Wideo: Drodzy Podróżnicy Do Teksasu: Nie Przychodźcie, Dopóki Nie Zrozumiecie Tych 8 Rzeczy - Matador Network

Wideo: Drodzy Podróżnicy Do Teksasu: Nie Przychodźcie, Dopóki Nie Zrozumiecie Tych 8 Rzeczy - Matador Network
Wideo: Ta staruszka uratowała małe wilki. Kilka lat później wydarzyło się coś co do dziś nazywa cudem. 2024, Może
Anonim
Image
Image

1. To nie jest Dziki Dziki Zachód

Próba walki ze stereotypem strzelającego kowboja w Teksasie może być daremna, ale liczby nie kłamią: średnia krajowa posiadania broni w Stanach Zjednoczonych wynosi około 30%; obszary miejskie Teksasu stanowią około 36%. Tak więc około 1 / 3-1 / 2 Texanów posiada broń, ale to niekoniecznie oznacza noszenie ich codziennie lub używanie ich w aktach przemocy, uzasadnionych lub w inny sposób.

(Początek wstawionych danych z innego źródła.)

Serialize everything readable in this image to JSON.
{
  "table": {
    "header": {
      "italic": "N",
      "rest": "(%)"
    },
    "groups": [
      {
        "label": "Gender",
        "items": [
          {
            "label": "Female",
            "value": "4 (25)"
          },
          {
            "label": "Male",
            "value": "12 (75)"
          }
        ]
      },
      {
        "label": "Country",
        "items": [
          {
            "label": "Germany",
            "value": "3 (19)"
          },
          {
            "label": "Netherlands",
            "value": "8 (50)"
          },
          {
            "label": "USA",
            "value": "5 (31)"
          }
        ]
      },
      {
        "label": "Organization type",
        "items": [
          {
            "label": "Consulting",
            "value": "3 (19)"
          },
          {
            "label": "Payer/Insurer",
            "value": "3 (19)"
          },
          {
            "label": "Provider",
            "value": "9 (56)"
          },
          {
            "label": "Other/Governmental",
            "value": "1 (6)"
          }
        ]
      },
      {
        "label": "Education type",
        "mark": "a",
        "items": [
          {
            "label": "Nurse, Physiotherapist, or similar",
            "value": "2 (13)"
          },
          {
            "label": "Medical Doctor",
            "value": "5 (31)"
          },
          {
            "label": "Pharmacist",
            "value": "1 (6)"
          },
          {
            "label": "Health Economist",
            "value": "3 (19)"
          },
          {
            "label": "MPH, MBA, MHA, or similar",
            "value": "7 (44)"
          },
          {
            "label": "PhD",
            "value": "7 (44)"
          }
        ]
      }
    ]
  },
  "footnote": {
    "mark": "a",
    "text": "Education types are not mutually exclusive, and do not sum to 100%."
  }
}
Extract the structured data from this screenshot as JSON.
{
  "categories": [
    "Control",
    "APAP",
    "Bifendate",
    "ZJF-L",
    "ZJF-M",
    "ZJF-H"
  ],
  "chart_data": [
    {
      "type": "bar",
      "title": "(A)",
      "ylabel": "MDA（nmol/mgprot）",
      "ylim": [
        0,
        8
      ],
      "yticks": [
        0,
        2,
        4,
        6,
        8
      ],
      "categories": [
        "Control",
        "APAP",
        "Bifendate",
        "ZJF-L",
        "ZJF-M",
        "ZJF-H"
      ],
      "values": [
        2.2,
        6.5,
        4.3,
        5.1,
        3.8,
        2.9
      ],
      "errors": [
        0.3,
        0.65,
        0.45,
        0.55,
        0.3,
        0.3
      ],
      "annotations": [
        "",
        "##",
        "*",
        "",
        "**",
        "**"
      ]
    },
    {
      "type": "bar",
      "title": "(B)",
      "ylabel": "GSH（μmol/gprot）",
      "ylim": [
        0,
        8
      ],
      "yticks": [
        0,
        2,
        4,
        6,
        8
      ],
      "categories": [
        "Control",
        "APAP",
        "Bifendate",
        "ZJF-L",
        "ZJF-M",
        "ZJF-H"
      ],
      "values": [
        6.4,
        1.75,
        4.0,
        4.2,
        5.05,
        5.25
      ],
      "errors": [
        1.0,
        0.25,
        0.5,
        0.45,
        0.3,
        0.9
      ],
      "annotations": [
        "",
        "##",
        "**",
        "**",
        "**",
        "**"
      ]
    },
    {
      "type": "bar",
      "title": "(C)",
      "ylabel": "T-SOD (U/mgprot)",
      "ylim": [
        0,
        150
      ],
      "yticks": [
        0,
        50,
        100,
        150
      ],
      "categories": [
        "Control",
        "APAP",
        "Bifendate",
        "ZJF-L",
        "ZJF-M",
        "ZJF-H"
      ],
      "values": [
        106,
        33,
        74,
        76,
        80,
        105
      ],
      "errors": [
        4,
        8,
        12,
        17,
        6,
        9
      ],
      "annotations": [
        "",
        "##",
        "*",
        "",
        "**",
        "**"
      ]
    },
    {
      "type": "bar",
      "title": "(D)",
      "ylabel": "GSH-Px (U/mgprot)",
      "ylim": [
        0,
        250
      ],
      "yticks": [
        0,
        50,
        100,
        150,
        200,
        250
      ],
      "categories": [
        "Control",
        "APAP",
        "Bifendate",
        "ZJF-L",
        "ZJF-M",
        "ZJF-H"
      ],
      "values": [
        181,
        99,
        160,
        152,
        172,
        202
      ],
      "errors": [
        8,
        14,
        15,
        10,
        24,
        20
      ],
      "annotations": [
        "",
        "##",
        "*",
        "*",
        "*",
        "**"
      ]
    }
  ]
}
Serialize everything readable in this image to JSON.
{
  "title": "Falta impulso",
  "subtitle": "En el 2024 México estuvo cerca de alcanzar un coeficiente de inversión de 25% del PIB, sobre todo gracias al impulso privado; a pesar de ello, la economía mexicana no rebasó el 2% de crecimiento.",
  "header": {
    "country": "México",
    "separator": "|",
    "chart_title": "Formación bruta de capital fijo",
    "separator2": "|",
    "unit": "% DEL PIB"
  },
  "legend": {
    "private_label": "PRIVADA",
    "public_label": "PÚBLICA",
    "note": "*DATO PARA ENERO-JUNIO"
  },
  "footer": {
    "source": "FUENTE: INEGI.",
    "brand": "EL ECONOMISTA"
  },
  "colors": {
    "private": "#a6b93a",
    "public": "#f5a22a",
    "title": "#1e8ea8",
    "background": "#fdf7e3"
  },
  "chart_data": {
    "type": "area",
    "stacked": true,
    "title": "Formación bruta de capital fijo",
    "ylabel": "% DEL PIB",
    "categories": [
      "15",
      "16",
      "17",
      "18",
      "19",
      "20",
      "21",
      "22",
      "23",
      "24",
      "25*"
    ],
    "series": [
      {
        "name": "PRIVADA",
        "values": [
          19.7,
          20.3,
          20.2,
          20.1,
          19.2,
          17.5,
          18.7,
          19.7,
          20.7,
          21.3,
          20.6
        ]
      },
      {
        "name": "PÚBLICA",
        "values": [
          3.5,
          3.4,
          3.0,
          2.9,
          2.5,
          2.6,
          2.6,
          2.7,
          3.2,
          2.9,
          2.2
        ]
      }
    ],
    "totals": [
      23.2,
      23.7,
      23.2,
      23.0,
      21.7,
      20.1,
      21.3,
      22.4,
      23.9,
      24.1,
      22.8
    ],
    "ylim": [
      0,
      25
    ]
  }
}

Od stycznia 2016 r. Stan ten oficjalnie podpisał się na zasadzie open carry - co oznacza, że każdy z odpowiednim zezwoleniem może publicznie wystawiać broń. Ponadto około milion spośród 28 milionów Teksańczyków ma licencję na ukryte pistolety. Chociaż może to być prawo obowiązujące na tym terenie, wolna przedsiębiorczość jest nadal potężną siłą: firmy dość szybko wprowadziły zakaz prowadzenia otwartego transportu w swoich placówkach, od restauracji, supermarketów, kin i budynków biurowych.

Jeśli szukasz stanu z bronią, której należy unikać, rozważ Alaskę: 61% posiadania broni.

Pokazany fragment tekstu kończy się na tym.